INSIDE THE AGE GROUP MIND
THE METRICS DEBATE
So Fit. So Strong. So Happy.
Is it better to use heart rate or power for gauge effort on the bike? The answer is not either or, it’s both.
If an athlete is training for the half or full distance, the bulk of that athlete’s training program should consist mostly of aerobic training. The only way to know if you are in an aerobic training zone is by having pre-determined heart rate zones. Some coaches, however, choose to set up these zones using a power meter. In theory, this can work, but also can be a recipe for forcing the athlete to train too hard.
When using power only, it’s hard to determine just how much stress an athlete is enduring at any given time. Stress is an essential factor in determining what is best for an athlete on any given day. The best gauge of stress is the heart. Heart rate is affected by dehydration, temperature, lack of sleep and the food you eat – essentially everything. So using a measure that takes all these factors into consideration is crucial to ensuring athletes avoid overtraining and burnout.

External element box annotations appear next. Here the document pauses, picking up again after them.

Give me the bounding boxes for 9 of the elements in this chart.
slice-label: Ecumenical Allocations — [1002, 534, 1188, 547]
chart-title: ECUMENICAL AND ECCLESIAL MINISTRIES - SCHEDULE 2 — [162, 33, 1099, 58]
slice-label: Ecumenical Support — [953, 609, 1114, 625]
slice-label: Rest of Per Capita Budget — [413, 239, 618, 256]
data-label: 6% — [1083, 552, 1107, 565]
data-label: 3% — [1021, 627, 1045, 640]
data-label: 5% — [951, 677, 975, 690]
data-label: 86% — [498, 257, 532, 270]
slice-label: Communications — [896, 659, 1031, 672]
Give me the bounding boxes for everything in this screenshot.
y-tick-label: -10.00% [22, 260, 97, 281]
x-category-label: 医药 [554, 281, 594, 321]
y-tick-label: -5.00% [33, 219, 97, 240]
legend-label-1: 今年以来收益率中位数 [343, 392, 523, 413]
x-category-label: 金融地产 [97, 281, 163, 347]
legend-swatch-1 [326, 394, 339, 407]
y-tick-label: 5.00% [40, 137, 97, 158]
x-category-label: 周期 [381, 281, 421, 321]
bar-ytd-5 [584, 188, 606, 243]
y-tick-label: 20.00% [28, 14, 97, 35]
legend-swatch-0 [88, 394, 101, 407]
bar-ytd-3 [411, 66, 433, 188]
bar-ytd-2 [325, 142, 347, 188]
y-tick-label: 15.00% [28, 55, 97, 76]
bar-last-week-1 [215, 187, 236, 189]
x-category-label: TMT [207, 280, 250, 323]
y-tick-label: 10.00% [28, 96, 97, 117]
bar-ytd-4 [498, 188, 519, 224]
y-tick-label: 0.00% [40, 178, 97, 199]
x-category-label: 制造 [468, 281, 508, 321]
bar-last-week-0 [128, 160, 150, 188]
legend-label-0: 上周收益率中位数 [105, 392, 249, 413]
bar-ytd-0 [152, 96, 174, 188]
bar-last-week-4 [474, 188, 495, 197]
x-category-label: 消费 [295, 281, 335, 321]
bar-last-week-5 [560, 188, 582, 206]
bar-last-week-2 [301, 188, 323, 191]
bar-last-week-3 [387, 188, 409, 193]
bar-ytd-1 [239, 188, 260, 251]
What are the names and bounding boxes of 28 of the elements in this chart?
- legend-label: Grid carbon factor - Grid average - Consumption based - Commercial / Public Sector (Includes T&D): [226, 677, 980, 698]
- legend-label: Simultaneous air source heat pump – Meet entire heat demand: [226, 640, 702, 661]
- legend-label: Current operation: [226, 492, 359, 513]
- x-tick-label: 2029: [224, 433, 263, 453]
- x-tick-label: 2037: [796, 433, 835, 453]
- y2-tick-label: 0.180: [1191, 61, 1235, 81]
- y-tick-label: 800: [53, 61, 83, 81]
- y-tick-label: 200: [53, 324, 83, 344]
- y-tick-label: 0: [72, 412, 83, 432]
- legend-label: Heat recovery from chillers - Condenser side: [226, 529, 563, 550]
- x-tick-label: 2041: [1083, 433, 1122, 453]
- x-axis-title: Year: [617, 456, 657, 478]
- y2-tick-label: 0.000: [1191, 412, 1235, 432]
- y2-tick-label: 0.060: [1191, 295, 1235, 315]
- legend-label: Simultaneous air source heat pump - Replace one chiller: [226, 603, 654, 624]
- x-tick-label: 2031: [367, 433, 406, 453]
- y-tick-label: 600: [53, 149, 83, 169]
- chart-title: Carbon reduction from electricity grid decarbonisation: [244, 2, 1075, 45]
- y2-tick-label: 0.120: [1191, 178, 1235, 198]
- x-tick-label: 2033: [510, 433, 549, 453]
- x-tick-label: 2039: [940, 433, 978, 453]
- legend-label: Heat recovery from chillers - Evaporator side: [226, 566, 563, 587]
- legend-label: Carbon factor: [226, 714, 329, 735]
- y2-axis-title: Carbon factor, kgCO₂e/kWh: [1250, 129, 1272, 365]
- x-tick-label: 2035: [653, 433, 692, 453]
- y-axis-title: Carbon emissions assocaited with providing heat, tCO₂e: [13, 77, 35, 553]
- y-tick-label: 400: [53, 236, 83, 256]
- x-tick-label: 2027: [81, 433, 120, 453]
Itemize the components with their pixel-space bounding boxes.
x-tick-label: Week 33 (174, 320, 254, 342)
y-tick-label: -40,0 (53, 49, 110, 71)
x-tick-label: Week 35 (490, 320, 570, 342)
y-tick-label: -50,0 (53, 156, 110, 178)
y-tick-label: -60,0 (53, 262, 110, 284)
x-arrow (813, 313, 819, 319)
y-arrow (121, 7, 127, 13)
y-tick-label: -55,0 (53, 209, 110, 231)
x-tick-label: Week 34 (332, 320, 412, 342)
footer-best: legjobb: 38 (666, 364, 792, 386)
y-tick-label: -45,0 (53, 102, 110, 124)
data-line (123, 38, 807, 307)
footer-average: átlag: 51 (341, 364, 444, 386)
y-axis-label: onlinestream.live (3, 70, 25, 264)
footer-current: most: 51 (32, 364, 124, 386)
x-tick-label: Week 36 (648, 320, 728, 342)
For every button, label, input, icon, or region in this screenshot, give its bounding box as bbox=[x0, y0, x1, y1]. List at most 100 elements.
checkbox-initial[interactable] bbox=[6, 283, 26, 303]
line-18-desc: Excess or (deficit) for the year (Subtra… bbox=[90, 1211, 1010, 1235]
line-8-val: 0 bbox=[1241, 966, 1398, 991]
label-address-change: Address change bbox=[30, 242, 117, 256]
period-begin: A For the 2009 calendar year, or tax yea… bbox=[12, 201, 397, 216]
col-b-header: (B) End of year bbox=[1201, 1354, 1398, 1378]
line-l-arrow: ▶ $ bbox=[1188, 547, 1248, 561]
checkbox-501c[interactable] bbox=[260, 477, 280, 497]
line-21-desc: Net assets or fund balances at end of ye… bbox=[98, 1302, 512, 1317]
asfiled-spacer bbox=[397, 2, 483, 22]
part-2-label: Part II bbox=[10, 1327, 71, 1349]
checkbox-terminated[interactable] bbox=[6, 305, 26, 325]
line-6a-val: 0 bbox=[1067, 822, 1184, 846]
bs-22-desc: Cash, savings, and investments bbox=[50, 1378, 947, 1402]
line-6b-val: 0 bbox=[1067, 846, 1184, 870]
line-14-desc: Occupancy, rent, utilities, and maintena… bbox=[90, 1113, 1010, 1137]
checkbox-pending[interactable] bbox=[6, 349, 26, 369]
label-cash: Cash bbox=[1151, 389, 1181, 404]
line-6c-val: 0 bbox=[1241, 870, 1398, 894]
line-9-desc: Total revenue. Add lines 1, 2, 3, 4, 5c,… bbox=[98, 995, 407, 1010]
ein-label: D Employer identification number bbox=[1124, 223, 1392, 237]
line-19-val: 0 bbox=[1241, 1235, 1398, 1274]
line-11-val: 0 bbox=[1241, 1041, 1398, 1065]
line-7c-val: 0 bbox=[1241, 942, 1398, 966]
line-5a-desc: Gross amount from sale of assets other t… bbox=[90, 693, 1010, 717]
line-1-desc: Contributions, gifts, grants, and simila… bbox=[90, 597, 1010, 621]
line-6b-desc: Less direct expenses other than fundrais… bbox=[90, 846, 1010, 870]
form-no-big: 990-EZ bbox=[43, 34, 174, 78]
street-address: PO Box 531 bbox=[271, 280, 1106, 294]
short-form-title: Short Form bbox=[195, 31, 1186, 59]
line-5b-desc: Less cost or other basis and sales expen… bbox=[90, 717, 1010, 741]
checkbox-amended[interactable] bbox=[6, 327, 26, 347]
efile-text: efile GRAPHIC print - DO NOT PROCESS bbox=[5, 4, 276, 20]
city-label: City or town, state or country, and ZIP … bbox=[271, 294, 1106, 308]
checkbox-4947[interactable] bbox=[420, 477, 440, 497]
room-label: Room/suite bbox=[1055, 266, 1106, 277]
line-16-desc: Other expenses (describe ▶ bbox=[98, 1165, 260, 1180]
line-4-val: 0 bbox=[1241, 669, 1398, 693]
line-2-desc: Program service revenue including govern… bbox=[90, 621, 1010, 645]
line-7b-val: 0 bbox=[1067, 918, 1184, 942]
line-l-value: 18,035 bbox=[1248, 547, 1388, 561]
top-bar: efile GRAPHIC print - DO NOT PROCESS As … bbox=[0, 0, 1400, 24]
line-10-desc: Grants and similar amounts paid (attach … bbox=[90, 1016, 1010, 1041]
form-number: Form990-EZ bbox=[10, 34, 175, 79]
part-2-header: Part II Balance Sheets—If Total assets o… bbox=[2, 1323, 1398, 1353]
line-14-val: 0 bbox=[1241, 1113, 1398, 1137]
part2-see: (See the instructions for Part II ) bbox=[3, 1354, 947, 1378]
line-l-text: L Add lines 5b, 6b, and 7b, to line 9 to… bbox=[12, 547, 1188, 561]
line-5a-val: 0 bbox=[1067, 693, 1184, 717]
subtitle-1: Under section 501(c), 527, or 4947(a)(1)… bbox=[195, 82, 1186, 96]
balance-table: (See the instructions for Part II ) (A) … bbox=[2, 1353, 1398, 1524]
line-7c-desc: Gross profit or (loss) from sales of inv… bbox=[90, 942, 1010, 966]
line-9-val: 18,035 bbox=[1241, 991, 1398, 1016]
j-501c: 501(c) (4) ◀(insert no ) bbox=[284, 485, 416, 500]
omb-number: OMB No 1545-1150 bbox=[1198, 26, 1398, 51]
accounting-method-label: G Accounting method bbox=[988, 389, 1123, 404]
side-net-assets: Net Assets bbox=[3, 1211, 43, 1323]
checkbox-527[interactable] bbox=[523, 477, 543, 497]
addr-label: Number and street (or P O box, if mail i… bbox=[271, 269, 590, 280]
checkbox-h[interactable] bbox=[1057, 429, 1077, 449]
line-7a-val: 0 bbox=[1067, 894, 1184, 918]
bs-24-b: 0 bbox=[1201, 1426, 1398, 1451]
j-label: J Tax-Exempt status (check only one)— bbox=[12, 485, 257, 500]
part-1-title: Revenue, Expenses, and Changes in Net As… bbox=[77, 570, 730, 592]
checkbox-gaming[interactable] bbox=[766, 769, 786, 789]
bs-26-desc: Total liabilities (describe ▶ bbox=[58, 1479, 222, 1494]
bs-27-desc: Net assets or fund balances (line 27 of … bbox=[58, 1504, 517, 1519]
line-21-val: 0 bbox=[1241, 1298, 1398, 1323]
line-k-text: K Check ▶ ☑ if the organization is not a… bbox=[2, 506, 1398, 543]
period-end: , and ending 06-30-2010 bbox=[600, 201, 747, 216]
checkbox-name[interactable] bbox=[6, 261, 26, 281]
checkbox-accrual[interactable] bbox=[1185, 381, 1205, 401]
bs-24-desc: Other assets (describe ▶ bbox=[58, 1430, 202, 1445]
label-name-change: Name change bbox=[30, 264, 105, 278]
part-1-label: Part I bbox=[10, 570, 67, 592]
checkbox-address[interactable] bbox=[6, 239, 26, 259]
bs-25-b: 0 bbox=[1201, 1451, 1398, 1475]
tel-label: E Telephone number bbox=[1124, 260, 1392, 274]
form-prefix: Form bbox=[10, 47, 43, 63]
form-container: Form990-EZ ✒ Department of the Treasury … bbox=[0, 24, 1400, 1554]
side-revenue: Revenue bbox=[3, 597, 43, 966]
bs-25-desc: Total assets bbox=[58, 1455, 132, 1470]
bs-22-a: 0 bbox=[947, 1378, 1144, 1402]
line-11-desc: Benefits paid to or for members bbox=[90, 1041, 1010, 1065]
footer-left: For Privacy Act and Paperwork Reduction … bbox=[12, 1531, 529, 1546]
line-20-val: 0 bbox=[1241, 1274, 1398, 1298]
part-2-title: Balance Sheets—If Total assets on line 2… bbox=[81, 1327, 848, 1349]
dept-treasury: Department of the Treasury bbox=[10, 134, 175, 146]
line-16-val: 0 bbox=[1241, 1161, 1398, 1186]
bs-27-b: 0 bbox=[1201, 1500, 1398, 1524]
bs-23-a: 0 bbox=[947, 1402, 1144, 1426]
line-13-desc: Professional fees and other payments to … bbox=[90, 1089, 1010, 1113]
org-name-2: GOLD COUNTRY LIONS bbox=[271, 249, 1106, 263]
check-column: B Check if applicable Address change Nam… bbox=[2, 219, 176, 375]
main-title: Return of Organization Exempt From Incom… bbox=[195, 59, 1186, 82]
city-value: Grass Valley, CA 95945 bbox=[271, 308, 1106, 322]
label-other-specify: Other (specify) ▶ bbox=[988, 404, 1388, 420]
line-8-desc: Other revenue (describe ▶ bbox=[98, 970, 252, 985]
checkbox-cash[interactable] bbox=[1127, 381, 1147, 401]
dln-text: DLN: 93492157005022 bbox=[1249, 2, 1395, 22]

A power meter is a great way to measure progression. Because performance can vary day to day, athletes should use a power meter as a tool to measure a given output compared to a specific heart rate, then compare this to a previous workout at the same heart rate.
For example, if an athlete holds 150 watts on the bike while in the middle of zone 1 at the beginning of the season, and one month later, holds 160 watts at that same heart rate, then we are seeing progress. Some days fatigue will set in, along with other stressors, and holding that same 150 to 160 watts may force the athlete to go into a zone 2 or 3 heart rate. If this is the case, the athlete using both power and heart rate would know to slow down to get back into an aerobic effort (i.e. zone 1).
There are times, however, where using power would be beneficial as the main standard of measurement. As the athlete gets closer to race time doing some power-focused targets is a good way to push through some barriers to see where the heart rate is when the athlete is rested and ready to put in a solid effort. This will help provide necessary guidelines for race day. Overall a power meter is a powerful tool and is best used in conjunction with heart rate.
The athlete’s quest to improve performance using data measurements is unending. Red Bull recently put triathletes Angela Naeth and Jesse Thomas through testing at Project Endurance in Death Valley, Calif., to analyze how muscle fibres are impacted by altitude, measuring oxygen in their blood and muscles while collecting data about pedalling cadence, heart rate and wattage output.